Generally I agree, this fall was uncharacteristically warmer and sunnier, but out winter had some pretty brutal spots thanks to the arctic river or whatever that was in early jan.

People complain about seattle's wetness a lot, but as someone that's lived here their whole life we generally get a few stright up downpour days, but most days (in the colder months) are somewhere in the overcast and misty to drizzly range.

It doesn't really change my assertions though. Even on days with downpours I'm pretty happy to swaddle myself in rainjackets and waterpoof shoes and take a walk or wait for takeout outside. When we had our little bout of snow this month I took walks every day, but little to no takeout because seattle essentially shuts down at the sight of the first flake.


People over here in France are generally living pretty normally. Far from madness, it's pretty nice. Sure, everyone masks up and whips out their phone for constant QR scanning, but restaurants are still pretty full, trams busses and trains as well, and people are getting together. Schools are in person. It probably helps that home tests are cheap ($25 for 5) and super easy to get.

It's frankly pretty weird that these comment threads are always so ragey and judgey, let alone the ones on Twitter. Everyone should chill a bit and stop reading the news stories stoking fears - at some point the mental effects are riskier than the physical ones, and I'd say that many in this thread are well past this point.


People bitching about restrictions in the US just want something to be mad about, because there really aren't any life-altering ones. Masks on public transit and in healthcare facilities, and in some schools (it is very variable by district). Some cities require proof of vaccination for indoor dining or large events. That's basically it, just as you describe it in France. The only things that have been cancelled lately have been due to staffing issues (e.g. concerts happen unless performers get COVID, schools are open except where the absence rate is very high there may be a brief shutdown, etc.).

I'm in the northeast, and it has been this way for at least 9 months now. Just imagine how little life was impacted by restrictions in some other areas of the US. So IMO it's the people mad about "restrictions" that should calm down with the hyperbole. Yes there are also some hyper anxious pro-lockdown people, but reality doesn't reflect their opinion anyway. I don't get what there is to be upset about.

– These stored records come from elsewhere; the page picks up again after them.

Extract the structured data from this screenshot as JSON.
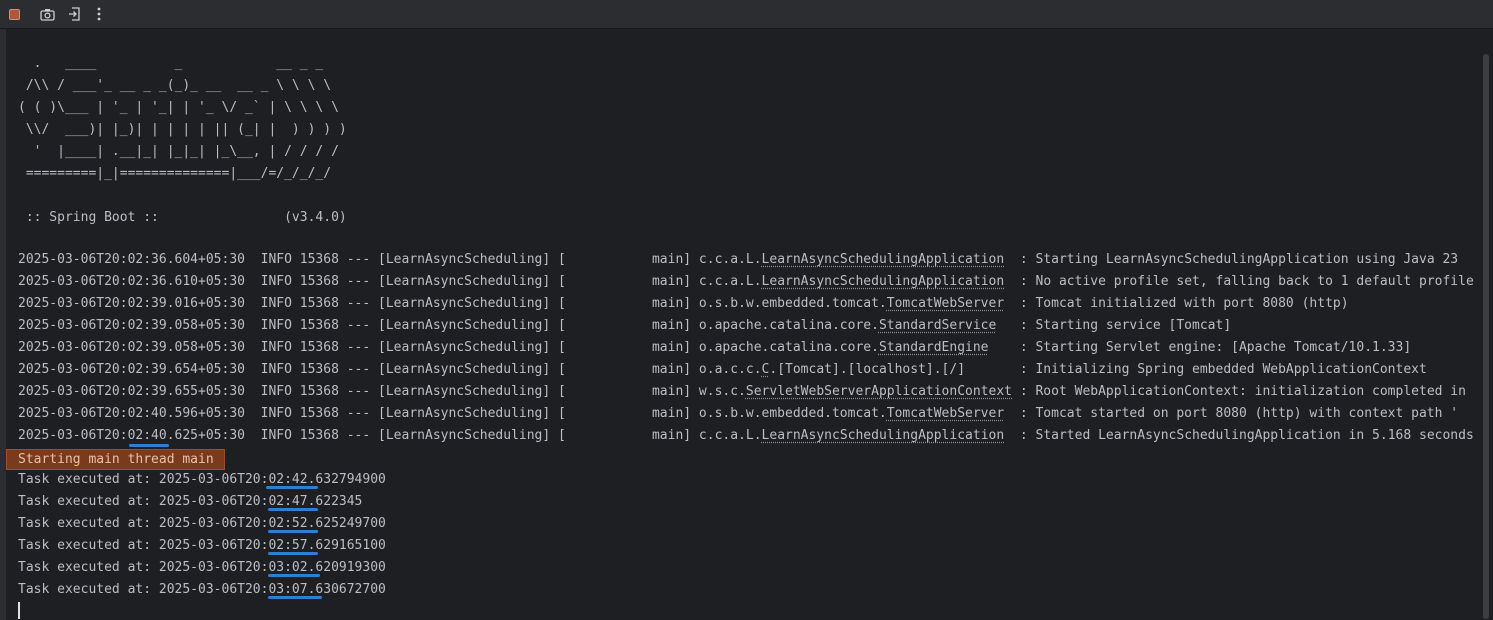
{
  "toolbar": {
    "items": [
      {
        "name": "stop-icon",
        "glyph": ""
      },
      {
        "name": "camera-icon",
        "glyph": "▣"
      },
      {
        "name": "exit-icon",
        "glyph": "⇥"
      },
      {
        "name": "more-icon",
        "glyph": "⋮"
      }
    ]
  },
  "banner": "  .   ____          _            __ _ _\n /\\\\ / ___'_ __ _ _(_)_ __  __ _ \\ \\ \\ \\\n( ( )\\___ | '_ | '_| | '_ \\/ _` | \\ \\ \\ \\\n \\\\/  ___)| |_)| | | | | || (_| |  ) ) ) )\n  '  |____| .__|_| |_|_| |_\\__, | / / / /\n =========|_|==============|___/=/_/_/_/\n\n :: Spring Boot ::                (v3.4.0)",
  "log_lines": [
    {
      "prefix": "2025-03-06T20:02:36.604+05:30  INFO 15368 --- [LearnAsyncScheduling] [           main] c.c.a.L.",
      "cls": "LearnAsyncSchedulingApplication",
      "suffix": "  : Starting LearnAsyncSchedulingApplication using Java 23"
    },
    {
      "prefix": "2025-03-06T20:02:36.610+05:30  INFO 15368 --- [LearnAsyncScheduling] [           main] c.c.a.L.",
      "cls": "LearnAsyncSchedulingApplication",
      "suffix": "  : No active profile set, falling back to 1 default profile"
    },
    {
      "prefix": "2025-03-06T20:02:39.016+05:30  INFO 15368 --- [LearnAsyncScheduling] [           main] o.s.b.w.embedded.tomcat.",
      "cls": "TomcatWebServer",
      "suffix": "  : Tomcat initialized with port 8080 (http)"
    },
    {
      "prefix": "2025-03-06T20:02:39.058+05:30  INFO 15368 --- [LearnAsyncScheduling] [           main] o.apache.catalina.core.",
      "cls": "StandardService",
      "suffix": "   : Starting service [Tomcat]"
    },
    {
      "prefix": "2025-03-06T20:02:39.058+05:30  INFO 15368 --- [LearnAsyncScheduling] [           main] o.apache.catalina.core.",
      "cls": "StandardEngine",
      "suffix": "    : Starting Servlet engine: [Apache Tomcat/10.1.33]"
    },
    {
      "prefix": "2025-03-06T20:02:39.654+05:30  INFO 15368 --- [LearnAsyncScheduling] [           main] o.a.c.c.",
      "cls": "C",
      "suffix": ".[Tomcat].[localhost].[/]       : Initializing Spring embedded WebApplicationContext"
    },
    {
      "prefix": "2025-03-06T20:02:39.655+05:30  INFO 15368 --- [LearnAsyncScheduling] [           main] w.s.c.",
      "cls": "ServletWebServerApplicationContext",
      "suffix": " : Root WebApplicationContext: initialization completed in"
    },
    {
      "prefix": "2025-03-06T20:02:40.596+05:30  INFO 15368 --- [LearnAsyncScheduling] [           main] o.s.b.w.embedded.tomcat.",
      "cls": "TomcatWebServer",
      "suffix": "  : Tomcat started on port 8080 (http) with context path '"
    },
    {
      "prefix": "2025-03-06T20:02:40.625+05:30  INFO 15368 --- [LearnAsyncScheduling] [           main] c.c.a.L.",
      "cls": "LearnAsyncSchedulingApplication",
      "suffix": "  : Started LearnAsyncSchedulingApplication in 5.168 seconds"
    }
  ],
  "highlight_text": "Starting main thread main",
  "task_lines": [
    "Task executed at: 2025-03-06T20:02:42.632794900",
    "Task executed at: 2025-03-06T20:02:47.622345",
    "Task executed at: 2025-03-06T20:02:52.625249700",
    "Task executed at: 2025-03-06T20:02:57.629165100",
    "Task executed at: 2025-03-06T20:03:02.620919300",
    "Task executed at: 2025-03-06T20:03:07.630672700"
  ],
  "colors": {
    "annotation": "#2f7fd1",
    "highlight": "#7a3a1e",
    "text": "#bcbec4"
  }
}
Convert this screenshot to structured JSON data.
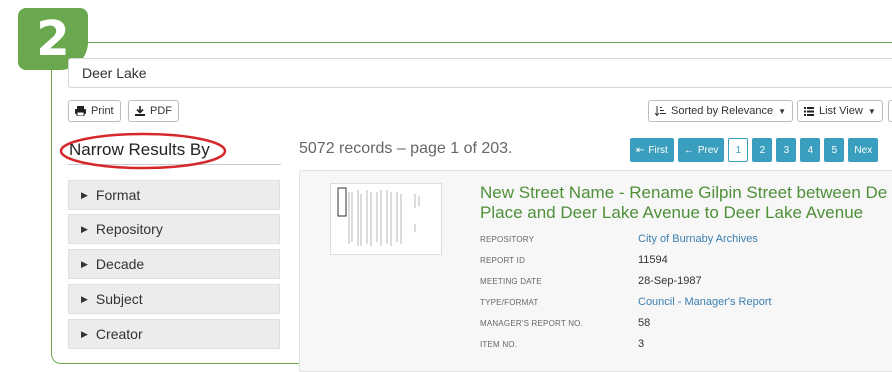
{
  "step_number": "2",
  "search": {
    "value": "Deer Lake"
  },
  "toolbar": {
    "print_label": "Print",
    "pdf_label": "PDF",
    "sort_label": "Sorted by Relevance",
    "view_label": "List View"
  },
  "sidebar": {
    "title": "Narrow Results By",
    "facets": [
      "Format",
      "Repository",
      "Decade",
      "Subject",
      "Creator"
    ]
  },
  "results": {
    "count_text": "5072 records – page 1 of 203.",
    "pagination": {
      "first": "First",
      "prev": "Prev",
      "pages": [
        "1",
        "2",
        "3",
        "4",
        "5"
      ],
      "current": "1",
      "next": "Nex"
    },
    "item": {
      "title": "New Street Name - Rename Gilpin Street between De Place and Deer Lake Avenue to Deer Lake Avenue",
      "meta": [
        {
          "label": "REPOSITORY",
          "value": "City of Burnaby Archives",
          "link": true
        },
        {
          "label": "REPORT ID",
          "value": "11594",
          "link": false
        },
        {
          "label": "MEETING DATE",
          "value": "28-Sep-1987",
          "link": false
        },
        {
          "label": "TYPE/FORMAT",
          "value": "Council - Manager's Report",
          "link": true
        },
        {
          "label": "MANAGER'S REPORT NO.",
          "value": "58",
          "link": false
        },
        {
          "label": "ITEM NO.",
          "value": "3",
          "link": false
        }
      ]
    }
  },
  "colors": {
    "brand_green": "#6aa84f",
    "highlight_red": "#d6282a",
    "pager_blue": "#3a9fbf",
    "link_blue": "#3b7fb0"
  }
}
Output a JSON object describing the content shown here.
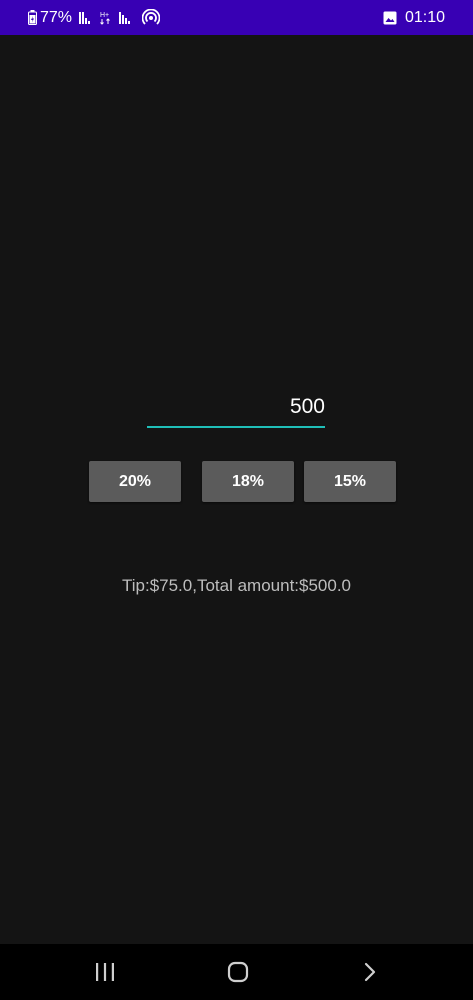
{
  "status_bar": {
    "battery_percent": "77%",
    "time": "01:10",
    "icons": [
      "battery-icon",
      "signal-icon",
      "data-arrows-icon",
      "signal-icon",
      "hotspot-icon",
      "gallery-notification-icon"
    ]
  },
  "main": {
    "amount_value": "500",
    "buttons": [
      {
        "label": "20%"
      },
      {
        "label": "18%"
      },
      {
        "label": "15%"
      }
    ],
    "result": "Tip:$75.0,Total amount:$500.0"
  },
  "nav_bar": {
    "icons": [
      "recent-apps-icon",
      "home-icon",
      "back-icon"
    ]
  },
  "colors": {
    "status_bar": "#3800b4",
    "background": "#141414",
    "accent": "#1fbfb8",
    "button": "#5b5b5b"
  }
}
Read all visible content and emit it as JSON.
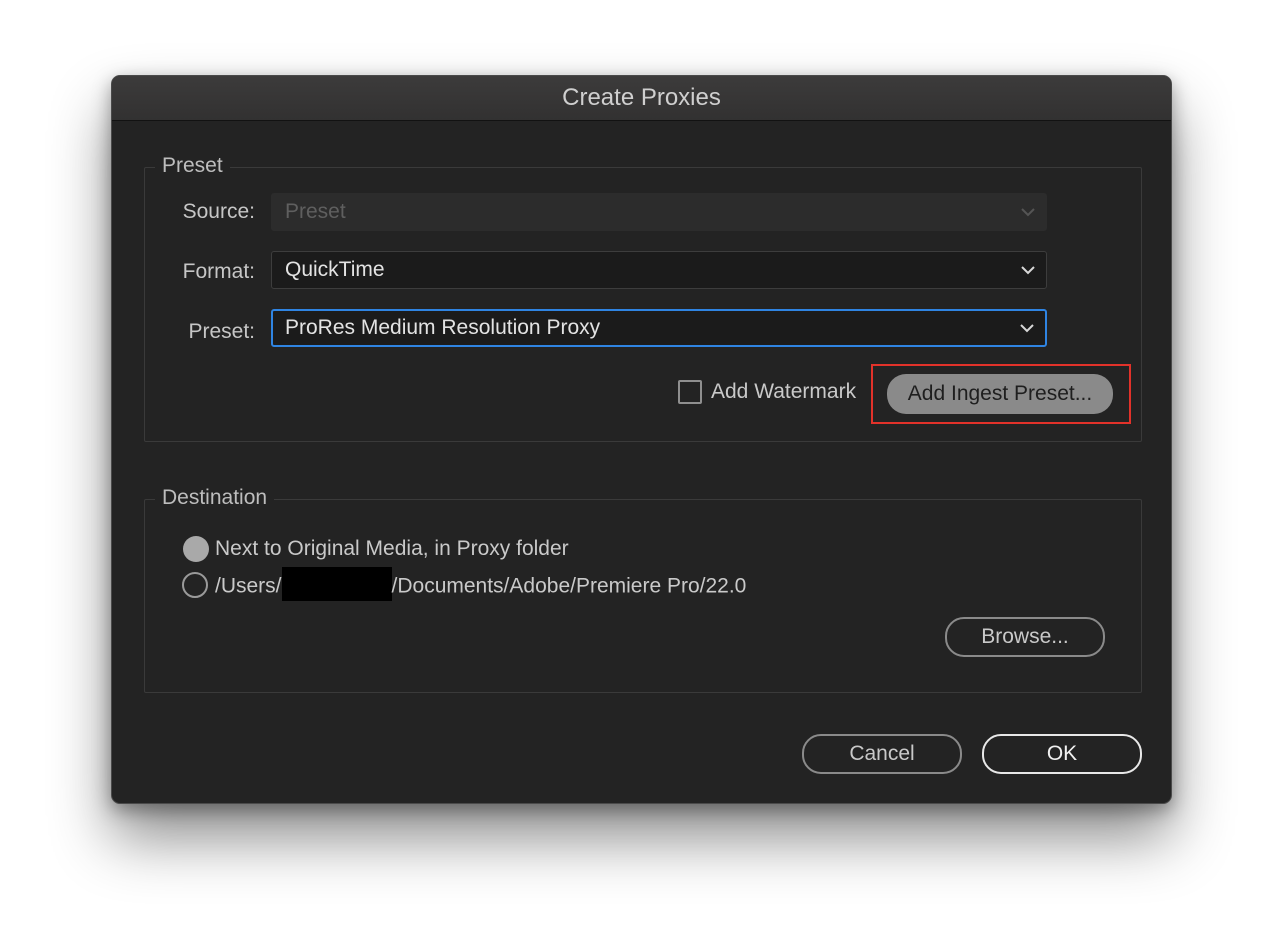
{
  "dialog": {
    "title": "Create Proxies"
  },
  "preset_group": {
    "legend": "Preset",
    "source": {
      "label": "Source:",
      "value": "Preset",
      "disabled": true
    },
    "format": {
      "label": "Format:",
      "value": "QuickTime"
    },
    "preset": {
      "label": "Preset:",
      "value": "ProRes Medium Resolution Proxy",
      "focused": true
    },
    "watermark": {
      "label": "Add Watermark",
      "checked": false
    },
    "add_ingest_button": "Add Ingest Preset..."
  },
  "destination_group": {
    "legend": "Destination",
    "options": [
      {
        "label": "Next to Original Media, in Proxy folder",
        "selected": true
      },
      {
        "label_prefix": "/Users/",
        "label_suffix": "/Documents/Adobe/Premiere Pro/22.0",
        "selected": false
      }
    ],
    "browse_button": "Browse..."
  },
  "footer": {
    "cancel_button": "Cancel",
    "ok_button": "OK"
  },
  "icons": {
    "dropdown": "chevron-down-icon",
    "radio": "radio-icon",
    "checkbox": "checkbox-icon"
  },
  "colors": {
    "dialog_bg": "#232323",
    "focus_ring": "#2f84e2",
    "highlight": "#e2322a"
  }
}
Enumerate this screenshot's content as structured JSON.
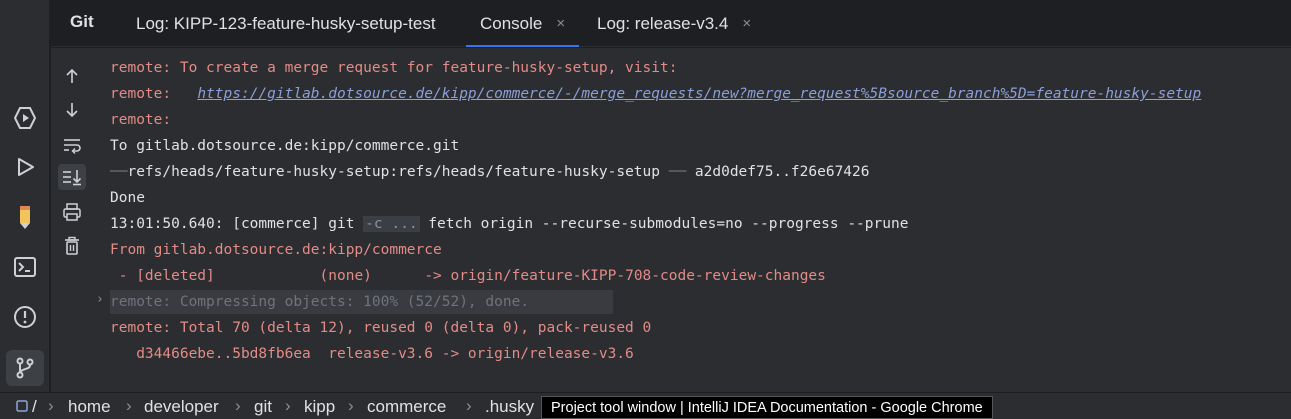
{
  "tool_window": {
    "title": "Git",
    "tabs": [
      {
        "label": "Log: KIPP-123-feature-husky-setup-test",
        "closable": false,
        "active": false
      },
      {
        "label": "Console",
        "closable": true,
        "active": true
      },
      {
        "label": "Log: release-v3.4",
        "closable": true,
        "active": false
      }
    ],
    "close_glyph": "×"
  },
  "left_strip_icons": [
    "services-icon",
    "run-icon",
    "bookmark-pencil-icon",
    "terminal-icon",
    "problems-icon",
    "git-icon"
  ],
  "console_toolbar_icons": [
    "scroll-up-icon",
    "scroll-down-icon",
    "soft-wrap-icon",
    "scroll-to-end-icon",
    "print-icon",
    "trash-icon"
  ],
  "console": {
    "l1": "remote: To create a merge request for feature-husky-setup, visit:",
    "l2_prefix": "remote:   ",
    "l2_link": "https://gitlab.dotsource.de/kipp/commerce/-/merge_requests/new?merge_request%5Bsource_branch%5D=feature-husky-setup",
    "l3": "remote:",
    "l4": "To gitlab.dotsource.de:kipp/commerce.git",
    "l5_ref": "refs/heads/feature-husky-setup:refs/heads/feature-husky-setup",
    "l5_range": "a2d0def75..f26e67426",
    "l6": "Done",
    "l7_prefix": "13:01:50.640: [commerce] git ",
    "l7_chip": "-c ...",
    "l7_suffix": " fetch origin --recurse-submodules=no --progress --prune",
    "l8": "From gitlab.dotsource.de:kipp/commerce",
    "l9_a": " - [deleted]",
    "l9_b": "(none)",
    "l9_c": "-> origin/feature-KIPP-708-code-review-changes",
    "l10": "remote: Compressing objects: 100% (52/52), done.",
    "l11": "remote: Total 70 (delta 12), reused 0 (delta 0), pack-reused 0",
    "l12": "   d34466ebe..5bd8fb6ea  release-v3.6 -> origin/release-v3.6"
  },
  "breadcrumbs": [
    "/",
    "home",
    "developer",
    "git",
    "kipp",
    "commerce",
    ".husky"
  ],
  "breadcrumb_sep": "›",
  "tooltip": "Project tool window | IntelliJ IDEA Documentation - Google Chrome",
  "colors": {
    "accent": "#3574f0",
    "remote_text": "#e38b87",
    "link": "#8c9fd8"
  }
}
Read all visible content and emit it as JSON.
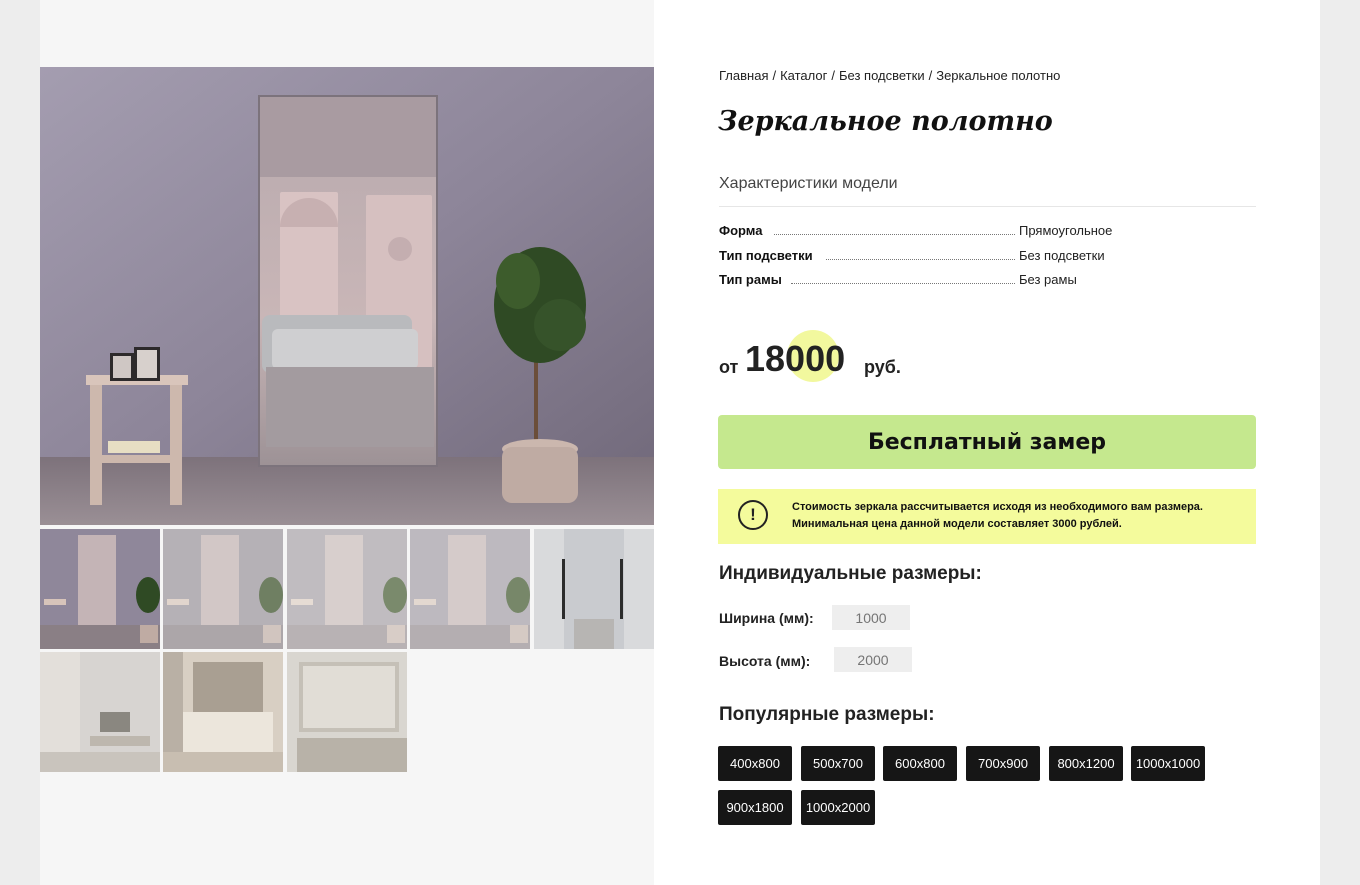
{
  "breadcrumb": {
    "items": [
      "Главная",
      "Каталог",
      "Без подсветки",
      "Зеркальное полотно"
    ],
    "separator": "/"
  },
  "product": {
    "title": "Зеркальное полотно"
  },
  "specs": {
    "heading": "Характеристики модели",
    "rows": [
      {
        "key": "Форма",
        "value": "Прямоугольное"
      },
      {
        "key": "Тип подсветки",
        "value": "Без подсветки"
      },
      {
        "key": "Тип рамы",
        "value": "Без рамы"
      }
    ]
  },
  "price": {
    "prefix": "от",
    "value": "18000",
    "currency": "руб."
  },
  "cta": {
    "measure_label": "Бесплатный замер",
    "color": "#c5e88e"
  },
  "notice": {
    "icon": "exclamation-circle-icon",
    "line1": "Стоимость зеркала рассчитывается исходя из необходимого вам размера.",
    "line2": "Минимальная цена данной модели составляет 3000 рублей.",
    "color": "#f4fb9c"
  },
  "custom_sizes": {
    "heading": "Индивидуальные размеры:",
    "width_label": "Ширина (мм):",
    "width_placeholder": "1000",
    "height_label": "Высота (мм):",
    "height_placeholder": "2000"
  },
  "popular_sizes": {
    "heading": "Популярные размеры:",
    "sizes": [
      "400x800",
      "500x700",
      "600x800",
      "700x900",
      "800x1200",
      "1000x1000",
      "900x1800",
      "1000x2000"
    ]
  },
  "gallery": {
    "main_image": "mirror-room-photo",
    "thumbnails": [
      "mirror-room-thumb-1",
      "mirror-room-thumb-2",
      "mirror-room-thumb-3",
      "mirror-room-thumb-4",
      "hallway-lamps-thumb",
      "living-room-thumb",
      "bedroom-thumb",
      "bathroom-mirror-thumb"
    ]
  }
}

For those that are so angry about US-based restrictions, what have you been prevented from doing in the last 9 months?


Wearing masks and having to endure "constant QR scanning" doesn't sound like normal life to me.


The masks are if you want to go into mass transit or peoples’ businesses, and it’s mostly theater in restaurants - they come off and stay off almost immediately. It’s just common courtesy to others to wear them in public places while omicron is raging.

The QR code scanning is just for dining at the place (not takeout), and for things like long trains and planes. It’s not a big deal, except for the privacy implications.

My point was mostly that people aren’t holding back from going out, despite very high infection rates, and things appear to be mostly fine.


Jealous of your tests. Pretty sad we printed a couple trillion and didnt get testing etc with it.


Covid spread throughout the entire world very quickly. "Locking down harder" in any region simply delays the inevitable spike in cases once those lockdowns end.


I mean if you want to argue to close all indoor dining rooms, that's a case you could try to make. I disagree, but at least it'd be a consistent thing to argue for. Opening dining rooms, but then requiring everyone to wear a mask while they walk from the door to the table is pure theater that does nothing at all.